# hammertoe correction (multiple)?



## NJcoder (Jun 19, 2009)

Hi,
when coding multiple hammertoe correction would you code 28285 with appropriate modifiers for each toe?
Example:  28285-TA, 28285-T2, 28285-T3??

I'm getting an edit.  Thanks Much!


----------



## mbort (Jun 19, 2009)

the T modifiers "should" technically be enough however I have carriers that do not recognize them, therefore I have to use the 59 modifier as well.

Hope this helps,
Mary, CPC, COSC


----------



## Lisa Bledsoe (Jun 19, 2009)

I agree with Mary.  T modifiers should be adequate.  Is your edit from your payer or your coding software?


----------



## MarciaH (Jun 19, 2009)

When doing multiple toes we use the T modifiers and the modifier -59.


----------



## TammyHF (Jun 21, 2009)

When I submit a multiple hammertoe repair I submit the procedure on one line with multiple units with appropriate T-modifiers. When there is more than four hammertoes being done I use the 99 modifier then enter the appropriate T-modifiers on box 19 on the CMS-1500 form. Examples:

28285 x 3 T2, T3, T4

28285 x 5 99 Box  19  T2, T3, T4, T6, T7


----------



## mitchellde (Jun 21, 2009)

T modifiers are anatomic modifiers and you are allowed only one anatomic modifier per line item.  So listing them all on one line with multiple units is not correct.  The reason some of you have problems using these is that these are traditionally used for ASC and outpatient facility billing and only in recent years have they been accepted for the physician bill.  Therefore you may still have some payers on the physician side that have an issue with these.  So chose either the 59 or the T modifiers but not both.
Debra Mitchell, MSPH, CPC-H


----------



## bharathiT (Jan 24, 2019)

*T-Modofiers on singlr line item?*

Left foot: 4th toe:, entire toenail was removed. 
Right Foot: 3rd toe:, entire toenail was removed.  
Procedure :Applied sodium hydroxide for the matrixectomy per standard procedure and then neutralized with acetic acid.  

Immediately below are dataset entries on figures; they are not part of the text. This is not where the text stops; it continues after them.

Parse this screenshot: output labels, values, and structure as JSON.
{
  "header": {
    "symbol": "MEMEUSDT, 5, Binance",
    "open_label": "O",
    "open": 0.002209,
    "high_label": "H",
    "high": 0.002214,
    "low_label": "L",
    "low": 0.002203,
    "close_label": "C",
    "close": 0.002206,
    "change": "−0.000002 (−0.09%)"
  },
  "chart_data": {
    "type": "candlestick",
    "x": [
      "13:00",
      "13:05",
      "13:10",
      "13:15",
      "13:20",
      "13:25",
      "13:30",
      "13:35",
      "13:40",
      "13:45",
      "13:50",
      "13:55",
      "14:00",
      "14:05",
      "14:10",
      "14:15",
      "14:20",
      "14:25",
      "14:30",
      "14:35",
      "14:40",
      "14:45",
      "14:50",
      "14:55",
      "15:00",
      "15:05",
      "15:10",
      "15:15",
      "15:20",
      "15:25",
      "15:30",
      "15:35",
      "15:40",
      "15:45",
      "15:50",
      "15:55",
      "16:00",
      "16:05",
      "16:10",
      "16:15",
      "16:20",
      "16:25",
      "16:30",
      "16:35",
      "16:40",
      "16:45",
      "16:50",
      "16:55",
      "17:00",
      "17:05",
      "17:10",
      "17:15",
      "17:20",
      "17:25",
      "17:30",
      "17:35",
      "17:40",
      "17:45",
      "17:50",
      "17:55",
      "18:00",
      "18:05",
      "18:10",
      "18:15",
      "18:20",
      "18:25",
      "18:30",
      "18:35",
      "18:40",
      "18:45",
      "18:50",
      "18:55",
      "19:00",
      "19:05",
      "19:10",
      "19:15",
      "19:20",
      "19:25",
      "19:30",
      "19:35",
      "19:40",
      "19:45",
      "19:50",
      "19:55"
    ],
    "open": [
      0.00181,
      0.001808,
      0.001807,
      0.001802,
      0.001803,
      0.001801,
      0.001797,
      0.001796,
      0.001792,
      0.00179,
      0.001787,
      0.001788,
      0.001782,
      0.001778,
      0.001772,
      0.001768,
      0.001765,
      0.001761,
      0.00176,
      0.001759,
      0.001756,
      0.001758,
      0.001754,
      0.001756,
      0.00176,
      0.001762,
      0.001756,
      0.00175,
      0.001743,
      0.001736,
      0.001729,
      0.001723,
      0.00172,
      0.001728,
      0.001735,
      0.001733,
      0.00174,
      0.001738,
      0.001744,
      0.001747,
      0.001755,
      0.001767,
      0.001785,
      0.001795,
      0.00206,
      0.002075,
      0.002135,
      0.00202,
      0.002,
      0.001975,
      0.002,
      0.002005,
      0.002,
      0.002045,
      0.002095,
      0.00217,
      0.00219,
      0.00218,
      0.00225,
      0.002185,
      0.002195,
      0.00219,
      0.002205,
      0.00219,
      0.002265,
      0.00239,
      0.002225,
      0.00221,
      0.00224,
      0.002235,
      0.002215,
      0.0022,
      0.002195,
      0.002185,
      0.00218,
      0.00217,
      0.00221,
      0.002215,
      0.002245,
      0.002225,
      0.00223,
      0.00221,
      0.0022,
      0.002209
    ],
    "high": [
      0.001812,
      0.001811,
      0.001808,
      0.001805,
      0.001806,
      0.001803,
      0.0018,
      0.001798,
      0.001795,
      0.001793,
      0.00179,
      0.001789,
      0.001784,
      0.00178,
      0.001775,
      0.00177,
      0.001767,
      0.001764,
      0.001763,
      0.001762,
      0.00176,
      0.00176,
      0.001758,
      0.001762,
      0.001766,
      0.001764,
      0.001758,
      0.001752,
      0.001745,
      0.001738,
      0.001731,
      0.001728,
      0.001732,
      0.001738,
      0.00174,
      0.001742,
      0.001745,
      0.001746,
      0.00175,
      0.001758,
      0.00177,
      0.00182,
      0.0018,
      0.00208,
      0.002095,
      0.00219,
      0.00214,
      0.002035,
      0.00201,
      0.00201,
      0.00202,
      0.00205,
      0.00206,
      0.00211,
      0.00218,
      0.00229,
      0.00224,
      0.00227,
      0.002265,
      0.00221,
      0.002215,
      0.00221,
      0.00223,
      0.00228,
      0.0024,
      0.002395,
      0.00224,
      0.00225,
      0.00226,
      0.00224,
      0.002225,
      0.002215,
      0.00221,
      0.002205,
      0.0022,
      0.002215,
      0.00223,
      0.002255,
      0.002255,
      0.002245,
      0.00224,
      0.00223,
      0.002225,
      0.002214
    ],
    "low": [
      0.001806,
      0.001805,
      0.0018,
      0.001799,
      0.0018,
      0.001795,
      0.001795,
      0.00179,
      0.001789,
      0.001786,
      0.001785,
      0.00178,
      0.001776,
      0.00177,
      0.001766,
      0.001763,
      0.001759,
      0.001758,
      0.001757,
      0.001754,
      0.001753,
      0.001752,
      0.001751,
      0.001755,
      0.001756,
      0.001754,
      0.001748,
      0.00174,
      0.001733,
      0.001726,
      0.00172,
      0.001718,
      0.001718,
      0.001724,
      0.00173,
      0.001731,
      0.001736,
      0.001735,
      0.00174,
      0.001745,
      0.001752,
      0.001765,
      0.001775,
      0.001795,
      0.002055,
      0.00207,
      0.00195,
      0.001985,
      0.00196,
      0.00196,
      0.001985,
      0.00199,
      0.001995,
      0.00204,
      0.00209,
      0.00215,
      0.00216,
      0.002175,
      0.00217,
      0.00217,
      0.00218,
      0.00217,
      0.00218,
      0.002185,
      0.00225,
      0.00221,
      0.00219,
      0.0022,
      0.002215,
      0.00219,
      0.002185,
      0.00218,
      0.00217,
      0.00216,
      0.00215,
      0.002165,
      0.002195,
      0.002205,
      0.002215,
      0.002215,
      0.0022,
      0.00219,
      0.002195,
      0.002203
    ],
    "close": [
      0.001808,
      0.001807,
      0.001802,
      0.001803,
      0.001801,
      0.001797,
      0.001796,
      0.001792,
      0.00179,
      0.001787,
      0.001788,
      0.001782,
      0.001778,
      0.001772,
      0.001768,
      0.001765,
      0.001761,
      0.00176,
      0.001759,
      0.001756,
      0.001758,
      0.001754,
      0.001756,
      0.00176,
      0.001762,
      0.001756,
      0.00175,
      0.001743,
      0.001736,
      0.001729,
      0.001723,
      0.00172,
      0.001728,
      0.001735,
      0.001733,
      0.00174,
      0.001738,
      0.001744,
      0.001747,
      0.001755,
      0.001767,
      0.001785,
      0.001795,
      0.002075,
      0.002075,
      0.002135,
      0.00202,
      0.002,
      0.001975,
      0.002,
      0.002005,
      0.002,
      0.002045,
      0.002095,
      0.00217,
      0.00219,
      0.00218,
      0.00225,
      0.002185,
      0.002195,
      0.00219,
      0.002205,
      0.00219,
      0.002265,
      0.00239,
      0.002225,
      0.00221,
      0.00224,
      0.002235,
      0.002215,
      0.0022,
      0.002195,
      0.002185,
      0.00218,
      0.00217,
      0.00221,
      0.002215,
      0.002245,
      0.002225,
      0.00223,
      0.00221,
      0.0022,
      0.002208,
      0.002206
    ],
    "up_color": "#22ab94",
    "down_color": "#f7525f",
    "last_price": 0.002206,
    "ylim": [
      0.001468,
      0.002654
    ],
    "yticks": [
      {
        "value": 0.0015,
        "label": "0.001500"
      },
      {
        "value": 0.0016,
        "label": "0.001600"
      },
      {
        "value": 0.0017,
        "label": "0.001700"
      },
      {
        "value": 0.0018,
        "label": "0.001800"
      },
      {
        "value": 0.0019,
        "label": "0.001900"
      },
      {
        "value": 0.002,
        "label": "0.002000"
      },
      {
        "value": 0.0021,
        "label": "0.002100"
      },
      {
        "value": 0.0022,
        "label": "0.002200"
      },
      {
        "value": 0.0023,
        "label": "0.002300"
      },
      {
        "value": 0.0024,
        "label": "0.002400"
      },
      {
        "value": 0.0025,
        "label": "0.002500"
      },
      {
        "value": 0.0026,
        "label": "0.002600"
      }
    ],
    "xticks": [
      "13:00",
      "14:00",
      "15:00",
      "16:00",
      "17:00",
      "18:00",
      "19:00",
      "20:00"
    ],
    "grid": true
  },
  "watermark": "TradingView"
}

Can we code 11750 with T3 & T7 on single line item or code 11750 -T3 AND 11750 -51,T7 ?

Kindly clarify this


----------



## sevvie200 (Jun 7, 2019)

bharathiT said:


> *T-Modofiers on singlr line item?*
> 
> Left foot: 4th toe:, entire toenail was removed.
> Right Foot: 3rd toe:, entire toenail was removed.
> ...


We code it on separate lines for each P&A.  We don't use 51 as the T modifiers are enough for our payers, at least so far...


----------